Grad stats – it’s in the numbers

by | Nov 13, 2016 | Featured, Uncategorized

Statistics – they can rule our lives and often form the basis for critical decisions. For students, probably the most critical decision is selecting which institution and program to enroll in and it is often impacted by how that program measures up. The primary focus? Graduate employment numbers.

For many NAIT programs, those graduate employment numbers look very promising. On the NAIT website, you’ll see numbers like “92 per cent employment rate within nine months of graduating from full time programs.” Yet, in slow economic times, some are questioning those numbers.

NAIT’s graduate statistics are handled by the Department of Institutional Research – all graduate statistics are compiled from surveys sent out to new graduates by contracted survey companies.

“There is actually quite a time lag with the survey,” said Tony Olmsted, director of Institutional Research. Right now, we are surveying anyone who graduated from July 1, 2015 to June 30, 2016.

“So, now, almost into November, we are surveying graduates from the 2015- 2016 academic year. Once we have that list (typically 3,600, not including apprenticeships, only certificate, diploma, degree programs), we can deploy the survey,” he said.

“We have the names of every graduate, and we ask everyone, we aren’t sampling. We have set a very high target for response rates (70 per cent overall), which is why we do go out to an external company.” This census-style approach creates a challenge for calculating graduate results when responses don’t meet that 70 per cent response target.

“The only time we specifically target a particular program is if the response rates are below the 70 per cent target. In that case, we will shift resources to try to get the response rate over 70 per cent, though it is not always possible. In some cases, we may get up to 100 per cent response, but in other cases, especially small programs, we may not reach 50 per cent,” said Olmsted.

“Since we are using everybody, we can’t say that the group that answered is reflective of the group that didn’t. That’s pretty standard survey methodology. If response rates are low, it is tempting to project the results to the rest of the program. But in many cases, the response rate is 100 per cent, so the same methodology will give you the actual experience of the program graduates.”

The calculation utilized for the employment statistic is relatively simple. Out of the responses received from the survey for each program, the percentage for employed graduates is calculated from the number of employed graduates divided by the total number of graduates employed or available for employment. Those who are enrolled in a post-secondary program or are otherwise not available for employment (such as being too sick to work) are removed from the calculation.

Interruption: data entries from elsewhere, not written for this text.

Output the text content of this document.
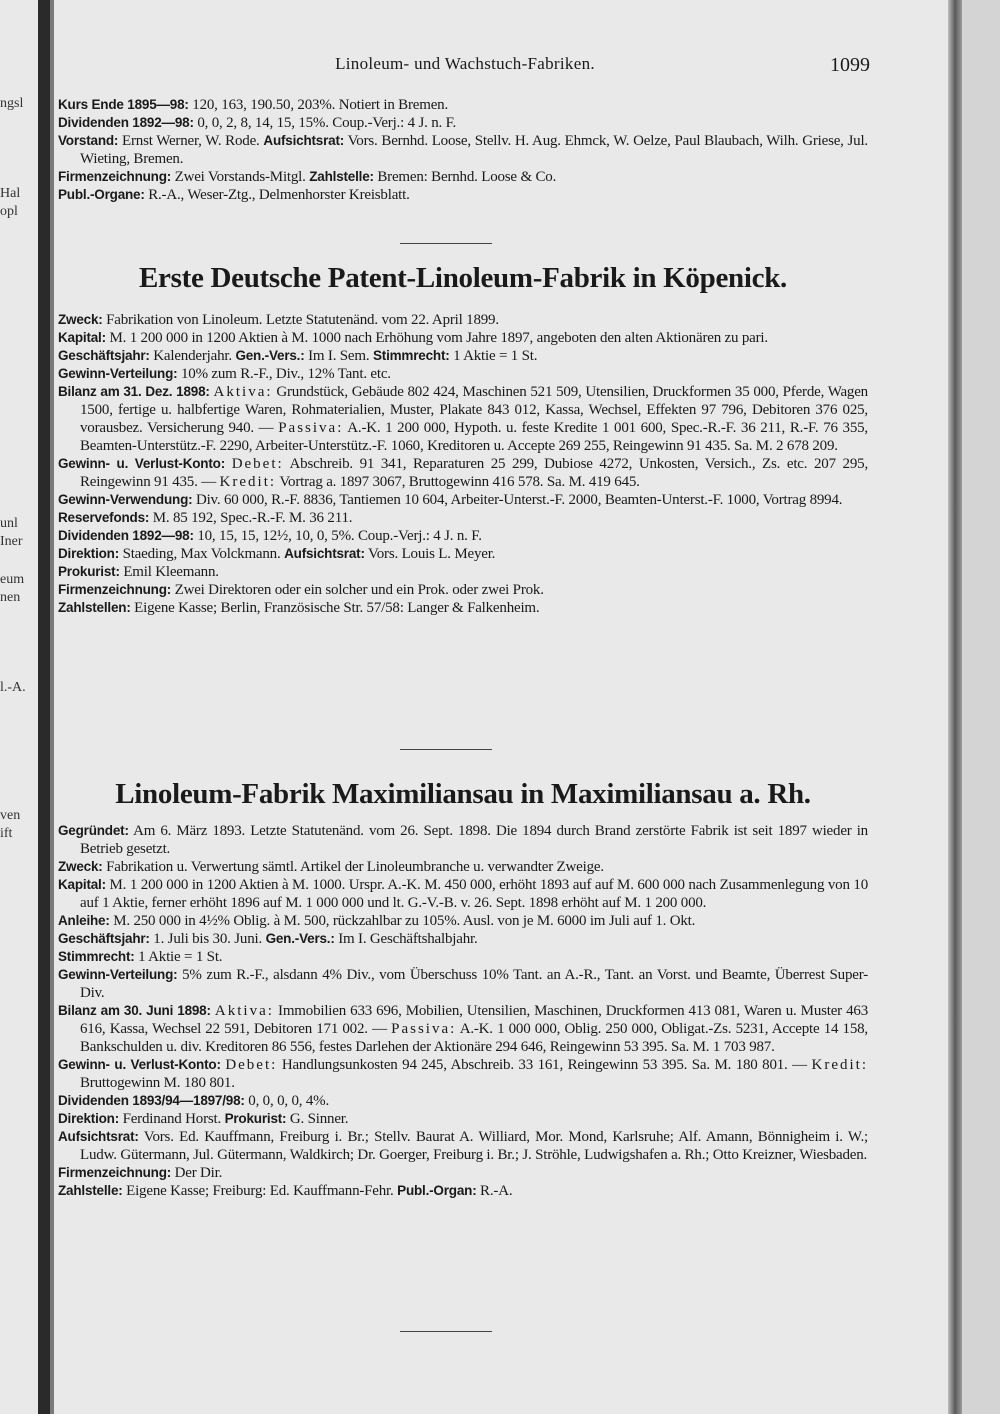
ngsl
Hal
opl
unl
Iner
eum
nen
l.-A.
ven
ift
Linoleum- und Wachstuch-Fabriken.	1099
Kurs Ende 1895—98: 120, 163, 190.50, 203%. Notiert in Bremen.
Dividenden 1892—98: 0, 0, 2, 8, 14, 15, 15%. Coup.-Verj.: 4 J. n. F.
Vorstand: Ernst Werner, W. Rode. Aufsichtsrat: Vors. Bernhd. Loose, Stellv. H. Aug. Ehmck, W. Oelze, Paul Blaubach, Wilh. Griese, Jul. Wieting, Bremen.
Firmenzeichnung: Zwei Vorstands-Mitgl. Zahlstelle: Bremen: Bernhd. Loose & Co.
Publ.-Organe: R.-A., Weser-Ztg., Delmenhorster Kreisblatt.
Erste Deutsche Patent-Linoleum-Fabrik in Köpenick.
Zweck: Fabrikation von Linoleum. Letzte Statutenänd. vom 22. April 1899.
Kapital: M. 1 200 000 in 1200 Aktien à M. 1000 nach Erhöhung vom Jahre 1897, angeboten den alten Aktionären zu pari.
Geschäftsjahr: Kalenderjahr. Gen.-Vers.: Im I. Sem. Stimmrecht: 1 Aktie = 1 St.
Gewinn-Verteilung: 10% zum R.-F., Div., 12% Tant. etc.
Bilanz am 31. Dez. 1898: Aktiva: Grundstück, Gebäude 802 424, Maschinen 521 509, Utensilien, Druckformen 35 000, Pferde, Wagen 1500, fertige u. halbfertige Waren, Rohmaterialien, Muster, Plakate 843 012, Kassa, Wechsel, Effekten 97 796, Debitoren 376 025, vorausbez. Versicherung 940. — Passiva: A.-K. 1 200 000, Hypoth. u. feste Kredite 1 001 600, Spec.-R.-F. 36 211, R.-F. 76 355, Beamten-Unterstütz.-F. 2290, Arbeiter-Unterstütz.-F. 1060, Kreditoren u. Accepte 269 255, Reingewinn 91 435. Sa. M. 2 678 209.
Gewinn- u. Verlust-Konto: Debet: Abschreib. 91 341, Reparaturen 25 299, Dubiose 4272, Unkosten, Versich., Zs. etc. 207 295, Reingewinn 91 435. — Kredit: Vortrag a. 1897 3067, Bruttogewinn 416 578. Sa. M. 419 645.
Gewinn-Verwendung: Div. 60 000, R.-F. 8836, Tantiemen 10 604, Arbeiter-Unterst.-F. 2000, Beamten-Unterst.-F. 1000, Vortrag 8994.
Reservefonds: M. 85 192, Spec.-R.-F. M. 36 211.
Dividenden 1892—98: 10, 15, 15, 12½, 10, 0, 5%. Coup.-Verj.: 4 J. n. F.
Direktion: Staeding, Max Volckmann. Aufsichtsrat: Vors. Louis L. Meyer.
Prokurist: Emil Kleemann.
Firmenzeichnung: Zwei Direktoren oder ein solcher und ein Prok. oder zwei Prok.
Zahlstellen: Eigene Kasse; Berlin, Französische Str. 57/58: Langer & Falkenheim.
Linoleum-Fabrik Maximiliansau in Maximiliansau a. Rh.
Gegründet: Am 6. März 1893. Letzte Statutenänd. vom 26. Sept. 1898. Die 1894 durch Brand zerstörte Fabrik ist seit 1897 wieder in Betrieb gesetzt.
Zweck: Fabrikation u. Verwertung sämtl. Artikel der Linoleumbranche u. verwandter Zweige.
Kapital: M. 1 200 000 in 1200 Aktien à M. 1000. Urspr. A.-K. M. 450 000, erhöht 1893 auf auf M. 600 000 nach Zusammenlegung von 10 auf 1 Aktie, ferner erhöht 1896 auf M. 1 000 000 und lt. G.-V.-B. v. 26. Sept. 1898 erhöht auf M. 1 200 000.
Anleihe: M. 250 000 in 4½% Oblig. à M. 500, rückzahlbar zu 105%. Ausl. von je M. 6000 im Juli auf 1. Okt.
Geschäftsjahr: 1. Juli bis 30. Juni. Gen.-Vers.: Im I. Geschäftshalbjahr.
Stimmrecht: 1 Aktie = 1 St.
Gewinn-Verteilung: 5% zum R.-F., alsdann 4% Div., vom Überschuss 10% Tant. an A.-R., Tant. an Vorst. und Beamte, Überrest Super-Div.
Bilanz am 30. Juni 1898: Aktiva: Immobilien 633 696, Mobilien, Utensilien, Maschinen, Druckformen 413 081, Waren u. Muster 463 616, Kassa, Wechsel 22 591, Debitoren 171 002. — Passiva: A.-K. 1 000 000, Oblig. 250 000, Obligat.-Zs. 5231, Accepte 14 158, Bankschulden u. div. Kreditoren 86 556, festes Darlehen der Aktionäre 294 646, Reingewinn 53 395. Sa. M. 1 703 987.
Gewinn- u. Verlust-Konto: Debet: Handlungsunkosten 94 245, Abschreib. 33 161, Reingewinn 53 395. Sa. M. 180 801. — Kredit: Bruttogewinn M. 180 801.
Dividenden 1893/94—1897/98: 0, 0, 0, 0, 4%.
Direktion: Ferdinand Horst. Prokurist: G. Sinner.
Aufsichtsrat: Vors. Ed. Kauffmann, Freiburg i. Br.; Stellv. Baurat A. Williard, Mor. Mond, Karlsruhe; Alf. Amann, Bönnigheim i. W.; Ludw. Gütermann, Jul. Gütermann, Waldkirch; Dr. Goerger, Freiburg i. Br.; J. Ströhle, Ludwigshafen a. Rh.; Otto Kreizner, Wiesbaden.
Firmenzeichnung: Der Dir.
Zahlstelle: Eigene Kasse; Freiburg: Ed. Kauffmann-Fehr. Publ.-Organ: R.-A.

“If they’re sick or in another postsecondary program, for whatever reason they aren’t in the labour force, they aren’t included in the statistics … ” Olmsted said.

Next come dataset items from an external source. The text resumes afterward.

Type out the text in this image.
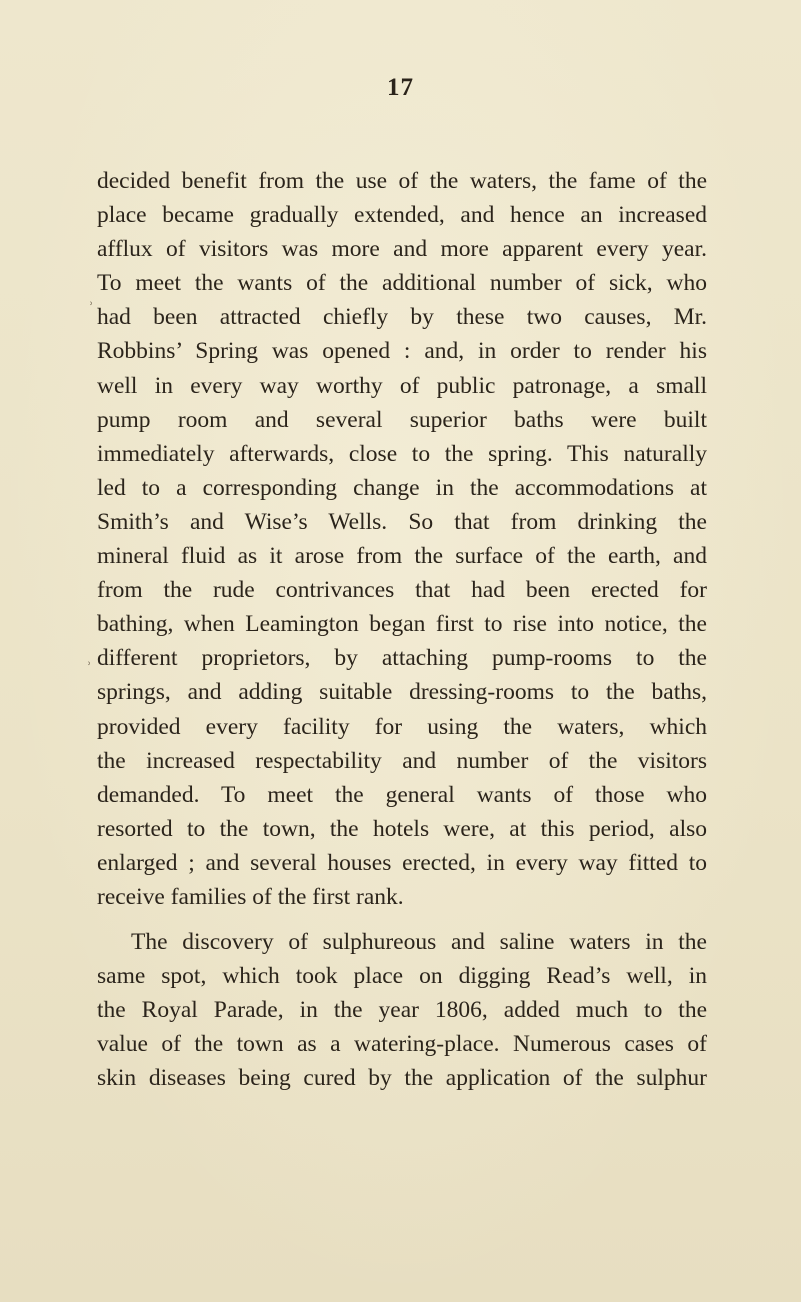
17
˒
˒
decided benefit from the use of the waters, the fame of the
place became gradually extended, and hence an increased
afflux of visitors was more and more apparent every year.
To meet the wants of the additional number of sick, who
had been attracted chiefly by these two causes, Mr.
Robbins’ Spring was opened : and, in order to render his
well in every way worthy of public patronage, a small
pump room and several superior baths were built
immediately afterwards, close to the spring. This naturally
led to a corresponding change in the accommodations at
Smith’s and Wise’s Wells. So that from drinking the
mineral fluid as it arose from the surface of the earth, and
from the rude contrivances that had been erected for
bathing, when Leamington began first to rise into notice, the
different proprietors, by attaching pump-rooms to the
springs, and adding suitable dressing-rooms to the baths,
provided every facility for using the waters, which
the increased respectability and number of the visitors
demanded. To meet the general wants of those who
resorted to the town, the hotels were, at this period, also
enlarged ; and several houses erected, in every way fitted to
receive families of the first rank.
The discovery of sulphureous and saline waters in the
same spot, which took place on digging Read’s well, in
the Royal Parade, in the year 1806, added much to the
value of the town as a watering-place. Numerous cases of
skin diseases being cured by the application of the sulphur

This all means that NAIT’s graduate statistics are the real deal – based on actual responses. There’s no polling math tricks to project outcomes but that doesn’t mean that the numbers reflect the outcome for every single graduate – only the majority.

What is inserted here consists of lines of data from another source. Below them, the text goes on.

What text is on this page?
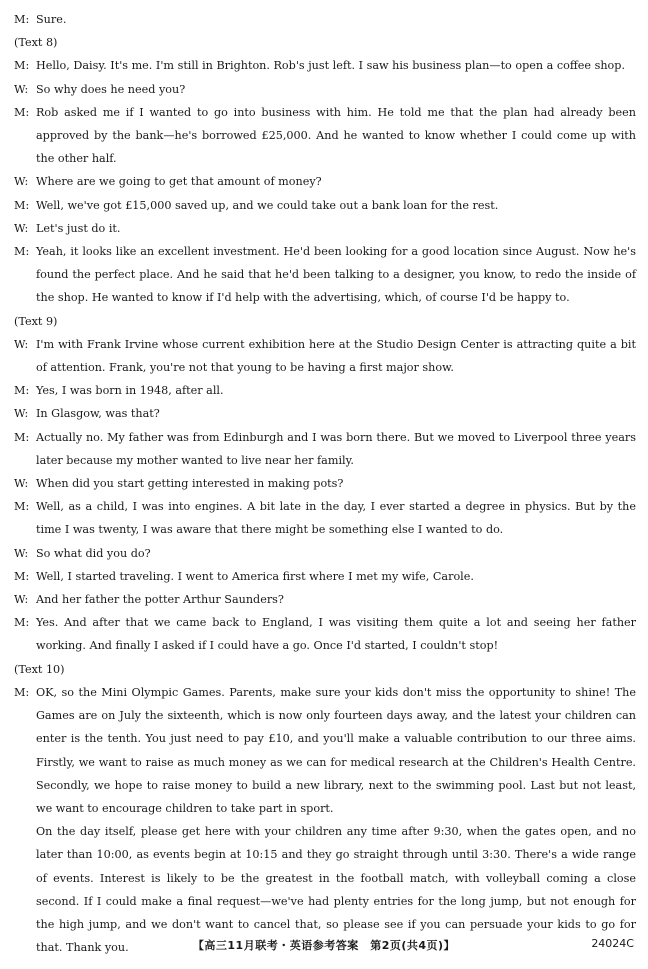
M: Sure.
(Text 8)
M: Hello, Daisy. It's me. I'm still in Brighton. Rob's just left. I saw his business plan—to open a coffee shop.
W: So why does he need you?
M: Rob asked me if I wanted to go into business with him. He told me that the plan had already been approved by the bank—he's borrowed £25,000. And he wanted to know whether I could come up with the other half.
W: Where are we going to get that amount of money?
M: Well, we've got £15,000 saved up, and we could take out a bank loan for the rest.
W: Let's just do it.
M: Yeah, it looks like an excellent investment. He'd been looking for a good location since August. Now he's found the perfect place. And he said that he'd been talking to a designer, you know, to redo the inside of the shop. He wanted to know if I'd help with the advertising, which, of course I'd be happy to.
(Text 9)
W: I'm with Frank Irvine whose current exhibition here at the Studio Design Center is attracting quite a bit of attention. Frank, you're not that young to be having a first major show.
M: Yes, I was born in 1948, after all.
W: In Glasgow, was that?
M: Actually no. My father was from Edinburgh and I was born there. But we moved to Liverpool three years later because my mother wanted to live near her family.
W: When did you start getting interested in making pots?
M: Well, as a child, I was into engines. A bit late in the day, I ever started a degree in physics. But by the time I was twenty, I was aware that there might be something else I wanted to do.
W: So what did you do?
M: Well, I started traveling. I went to America first where I met my wife, Carole.
W: And her father the potter Arthur Saunders?
M: Yes. And after that we came back to England, I was visiting them quite a lot and seeing her father working. And finally I asked if I could have a go. Once I'd started, I couldn't stop!
(Text 10)
M: OK, so the Mini Olympic Games. Parents, make sure your kids don't miss the opportunity to shine! The Games are on July the sixteenth, which is now only fourteen days away, and the latest your children can enter is the tenth. You just need to pay £10, and you'll make a valuable contribution to our three aims. Firstly, we want to raise as much money as we can for medical research at the Children's Health Centre. Secondly, we hope to raise money to build a new library, next to the swimming pool. Last but not least, we want to encourage children to take part in sport.
On the day itself, please get here with your children any time after 9:30, when the gates open, and no later than 10:00, as events begin at 10:15 and they go straight through until 3:30. There's a wide range of events. Interest is likely to be the greatest in the football match, with volleyball coming a close second. If I could make a final request—we've had plenty entries for the long jump, but not enough for the high jump, and we don't want to cancel that, so please see if you can persuade your kids to go for that. Thank you.	【高三11月联考・英语参考答案　第2页(共4页)】	24024C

“Statistics are very institution-specific. Some schools just rely on the provincial report for graduate outcomes. NAIT has decided that it is very important to keep track of how graduates are doing and to collect that data. Many institutions collect their own graduate outcome data but the only real comparative survey is the provincial graduate outcome survey,” Olmsted said.

“The NAIT survey and the Government of Alberta survey are actually quite similar [on certain metrics]. Based on those metrics, we are impressively above the Alberta post-secondary average. I would suggest that, based on a six-month out ‘are you employed’ question, NAIT does exceptionally well and I’d say that is based on how closely aligned we are to industry. So NAIT and polytechnics in general tend to do very well on employment outcomes.”

Detailed information about NAIT’s graduate statistics can be found online on the NAIT website. This year’s graduate survey for the 2015-2016 academic year was distributed on Oct. 21, 2016 – recent graduates are encouraged to participate.